Unsafe discharge without needed supports
Penalty
Summary
The facility failed to provide and document sufficient preparation and orientation for the discharge of a resident with significant functional and medical needs. The resident had diagnoses including acute on chronic diastolic CHF, acute pulmonary edema, obesity, COPD, chronic lower-leg ulcer, and bowel and bladder incontinence. Her admission assessment showed a BIMS score of 15, but her functional status was highly limited: bed mobility required dependent to maximal assistance, transfers were not attempted due to medical/safety concerns, walking 10 feet was not attempted, and she was always incontinent of bowel and bladder. Therapy documentation identified her as a mechanical lift resident, and progress notes described persistent debility, high fall risk, and ongoing counseling about unsafe home discharge. Despite these limitations, the resident was discharged home by stretcher with no home health services in place. The discharge summary listed home care and durable medical equipment, including a wheelchair, hospital bed, and 3-in-1 commode, but the home health agency later reported that the referral was declined because of insurance denial. Facility staff and the resident’s family reported that the resident could not walk and could not get to the bathroom by herself.
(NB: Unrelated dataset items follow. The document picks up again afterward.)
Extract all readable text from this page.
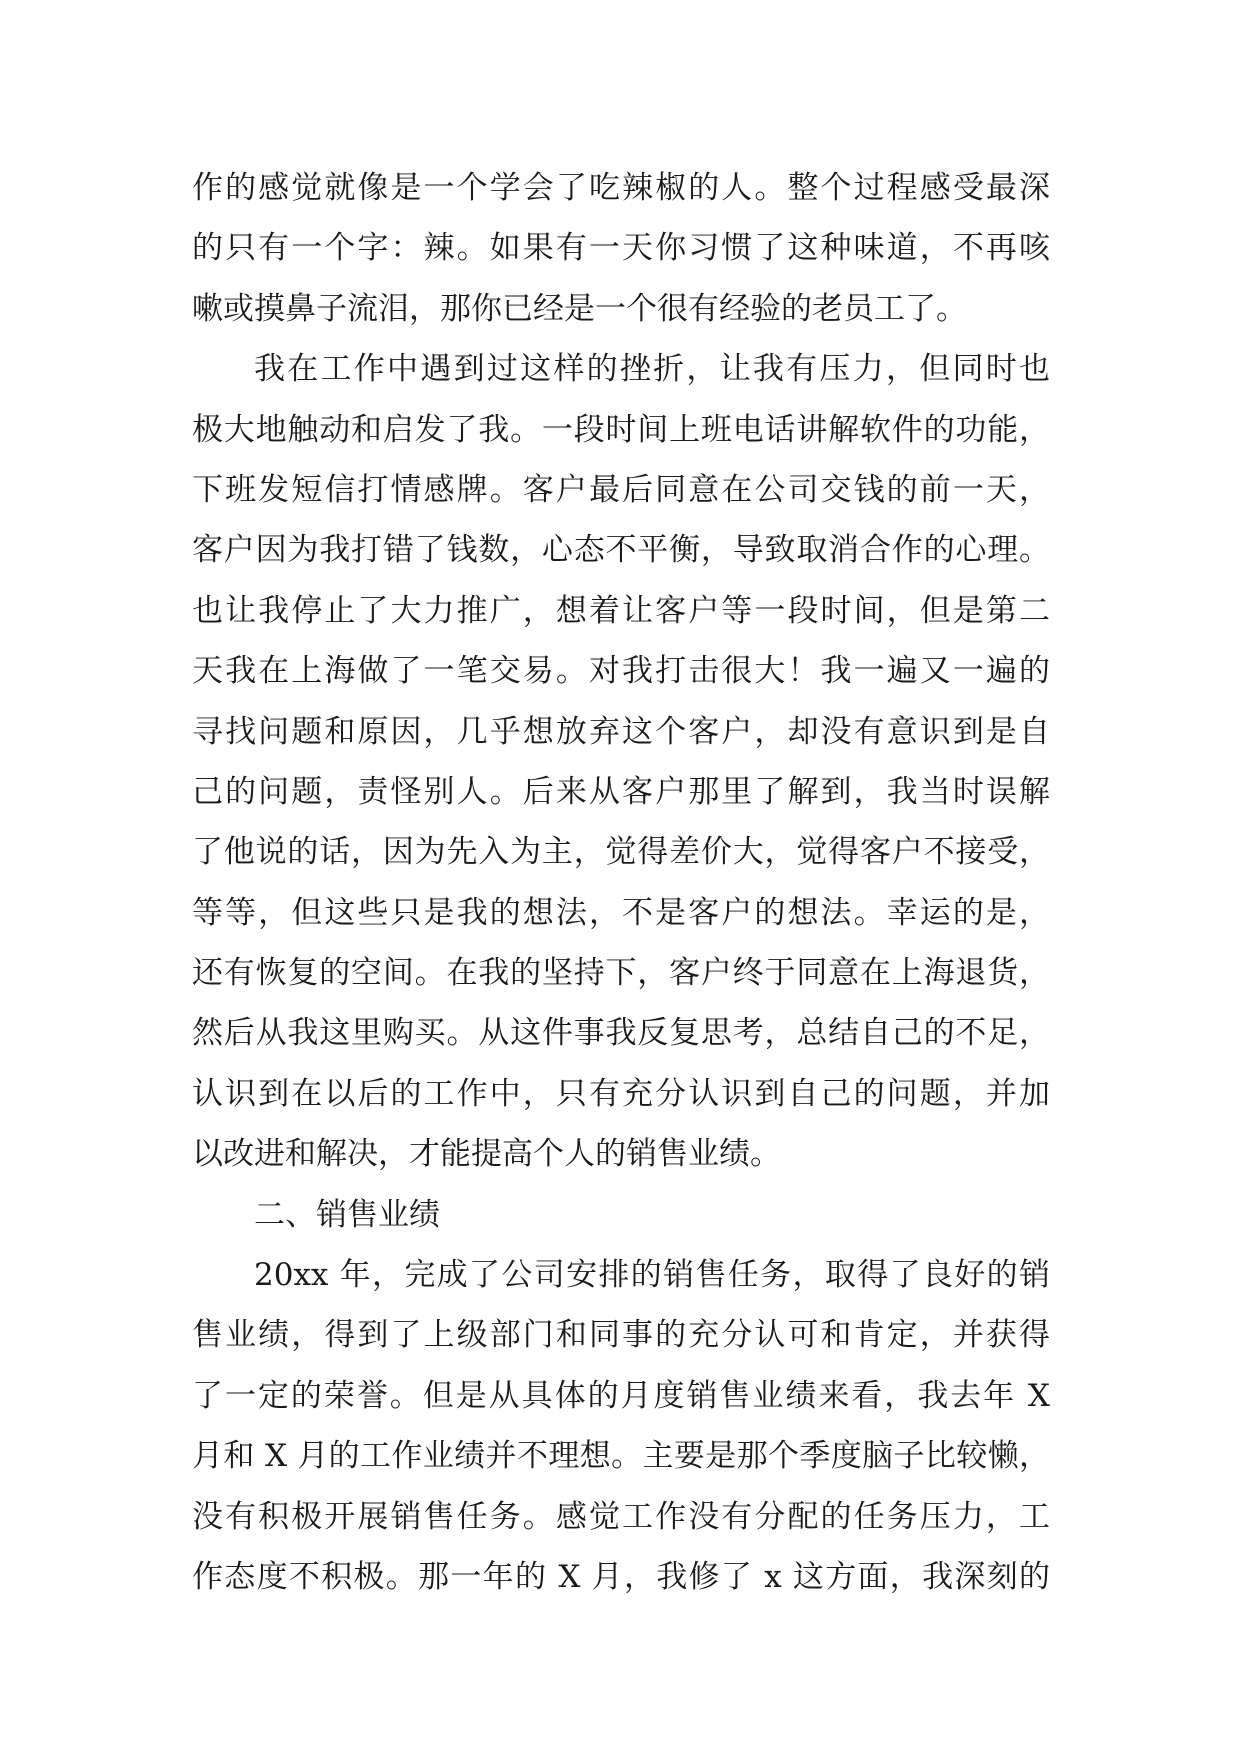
作的感觉就像是一个学会了吃辣椒的人。整个过程感受最深
的只有一个字：辣。如果有一天你习惯了这种味道，不再咳
嗽或摸鼻子流泪，那你已经是一个很有经验的老员工了。
我在工作中遇到过这样的挫折，让我有压力，但同时也
极大地触动和启发了我。一段时间上班电话讲解软件的功能，
下班发短信打情感牌。客户最后同意在公司交钱的前一天，
客户因为我打错了钱数，心态不平衡，导致取消合作的心理。
也让我停止了大力推广，想着让客户等一段时间，但是第二
天我在上海做了一笔交易。对我打击很大！我一遍又一遍的
寻找问题和原因，几乎想放弃这个客户，却没有意识到是自
己的问题，责怪别人。后来从客户那里了解到，我当时误解
了他说的话，因为先入为主，觉得差价大，觉得客户不接受，
等等，但这些只是我的想法，不是客户的想法。幸运的是，
还有恢复的空间。在我的坚持下，客户终于同意在上海退货，
然后从我这里购买。从这件事我反复思考，总结自己的不足，
认识到在以后的工作中，只有充分认识到自己的问题，并加
以改进和解决，才能提高个人的销售业绩。
二、销售业绩
20xx 年，完成了公司安排的销售任务，取得了良好的销
售业绩，得到了上级部门和同事的充分认可和肯定，并获得
了一定的荣誉。但是从具体的月度销售业绩来看，我去年 X
月和 X 月的工作业绩并不理想。主要是那个季度脑子比较懒，
没有积极开展销售任务。感觉工作没有分配的任务压力，工
作态度不积极。那一年的 X 月，我修了 x 这方面，我深刻的
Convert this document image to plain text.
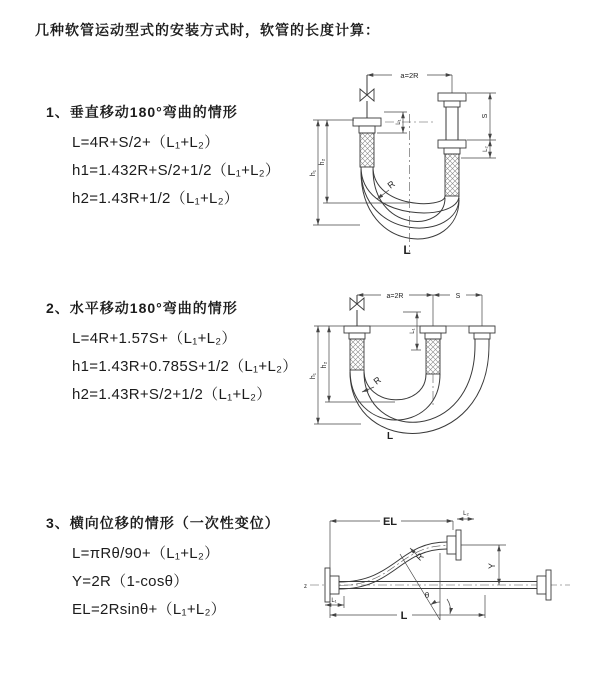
几种软管运动型式的安装方式时，软管的长度计算：
1、垂直移动180°弯曲的情形
L=4R+S/2+（L₁+L₂）
h1=1.432R+S/2+1/2（L₁+L₂）
h2=1.43R+1/2（L₁+L₂）
2、水平移动180°弯曲的情形
L=4R+1.57S+（L₁+L₂）
h1=1.43R+0.785S+1/2（L₁+L₂）
h2=1.43R+S/2+1/2（L₁+L₂）
3、横向位移的情形（一次性变位）
L=πRθ/90+（L₁+L₂）
Y=2R（1-cosθ）
EL=2Rsinθ+（L₁+L₂）
a=2R
h₁
h₂
L₁
S
L₂
R
L
a=2R	S
h₁
h₂
L₁
R
L
z
EL
L₂
Y
θ
R
L₁
L
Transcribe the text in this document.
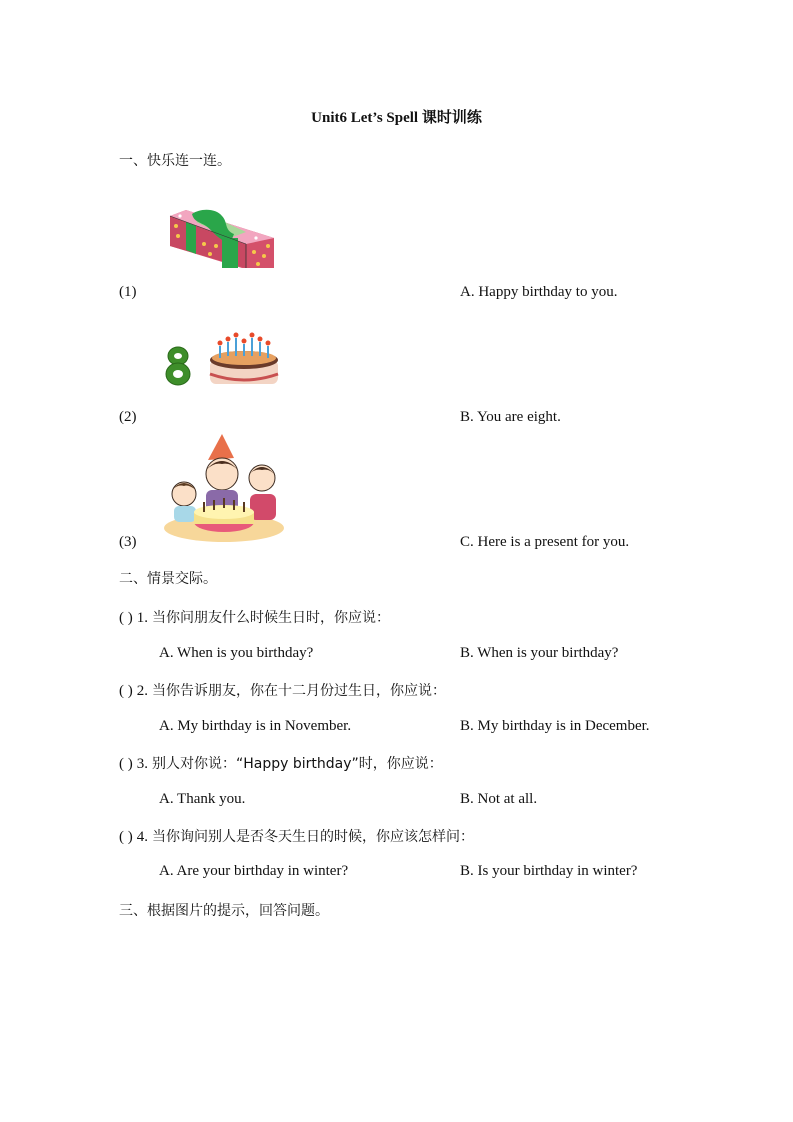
Unit6 Let’s Spell 课时训练
一、快乐连一连。
(1)	A. Happy birthday to you.
(2)	B. You are eight.
(3)	C. Here is a present for you.
二、情景交际。
( ) 1. 当你问朋友什么时候生日时，你应说：
A. When is you birthday?	B. When is your birthday?
( ) 2. 当你告诉朋友，你在十二月份过生日，你应说：
A. My birthday is in November.	B. My birthday is in December.
( ) 3. 别人对你说：“Happy birthday”时，你应说：
A. Thank you.	B. Not at all.
( ) 4. 当你询问别人是否冬天生日的时候，你应该怎样问：
A. Are your birthday in winter?	B. Is your birthday in winter?
三、根据图片的提示，回答问题。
The resident’s family also reported difficulty reaching social services and stated they did not know who would care for her at home. The resident was discharged without an AMA discharge notice and without notice to the Ombudsman, despite facility policy describing requirements for facility-initiated discharge and resident notification. After discharge, the resident arrived home by EMS on a stretcher and was unable to ambulate. Within less than 24 hours, she urinated and defecated on herself and was unable to change her clothing or clean her body. She was then hospitalized for CHF exacerbation and fluid overload. Interviews with facility staff showed conflicting accounts about the discharge process, the availability of home health, and whether the discharge was safe. The attending MD stated she did not recommend the resident go home and recommended long-term care, while other staff stated the resident wanted to go home and that the discharge was insurance driven.